Reduced basis methods with parameterized boundary conditions for room acoustics

Room acoustic simulations can be performed by means of numerical methods, which typically solve the wave equation in an enclosure using discretization techniques. These methods provide high-fidelity solvers that include all the wave phenomena but are computationally costly. This paper presents the potential of a reduced basis method for simulating room acoustics when the boundary properties are changed iteratively, e.g., design changes in rooms where different boundary properties are simulated, which increase the computational cost when using traditional high-fidelity solvers. The presented framework allows reducing the computational burden by applying reduced basis methods and solving the problem in a reduced low-dimensional subspace where the absorption properties of complex boundary conditions are parameterized, e.g., the thickness of a porous material. The potential of the proposed framework is analyzed in terms of computational efficiency, accuracy and storage requirements.
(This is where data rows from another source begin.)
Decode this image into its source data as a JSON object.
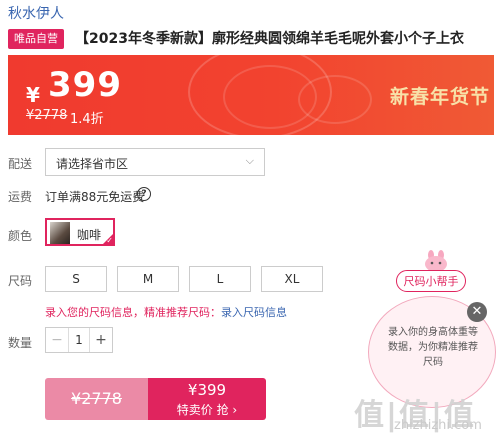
{
  "store_name": "秋水伊人",
  "badge": "唯品自营",
  "product_title": "【2023年冬季新款】廓形经典圆领绵羊毛毛呢外套小个子上衣",
  "banner": {
    "currency": "¥",
    "price": "399",
    "original_price": "¥2778",
    "discount": "1.4折",
    "promo_text": "新春年货节",
    "gradient_colors": [
      "#f03a2f",
      "#f05a35"
    ],
    "promo_color": "#f8e1a8"
  },
  "delivery": {
    "label": "配送",
    "value": "请选择省市区",
    "icon": "chevron-down-icon"
  },
  "shipping": {
    "label": "运费",
    "value": "订单满88元免运费",
    "icon": "question-icon"
  },
  "color": {
    "label": "颜色",
    "selected": "咖啡"
  },
  "size": {
    "label": "尺码",
    "options": [
      "S",
      "M",
      "L",
      "XL"
    ]
  },
  "size_entry": {
    "prompt": "录入您的尺码信息，精准推荐尺码：",
    "link": "录入尺码信息"
  },
  "quantity": {
    "label": "数量",
    "value": "1",
    "minus": "−",
    "plus": "+"
  },
  "buy": {
    "old_price": "¥2778",
    "price": "¥399",
    "action": "特卖价 抢 ›"
  },
  "size_helper": {
    "tag": "尺码小帮手",
    "bubble_text": "录入你的身高体重等数据，为你精准推荐尺码",
    "close": "✕"
  },
  "watermark": {
    "big": "值|值|值",
    "small": "zhizhizhi.com"
  },
  "accent_color": "#e0245e",
  "link_color": "#3a66b0"
}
We show a computational reduction of two orders of magnitude for a 2D case with an upper frequency of 2 kHz and three orders of magnitude for a 3D simple case with an upper frequency of 1 kHz showing a potential of having an increase in terms of speedup when increasing the size of the domain. The storage requirement for a 2D case with an upper frequency of 8 kHz is 10.8GB while for a 3D case with an upper frequency of 1 kHz is 8GB.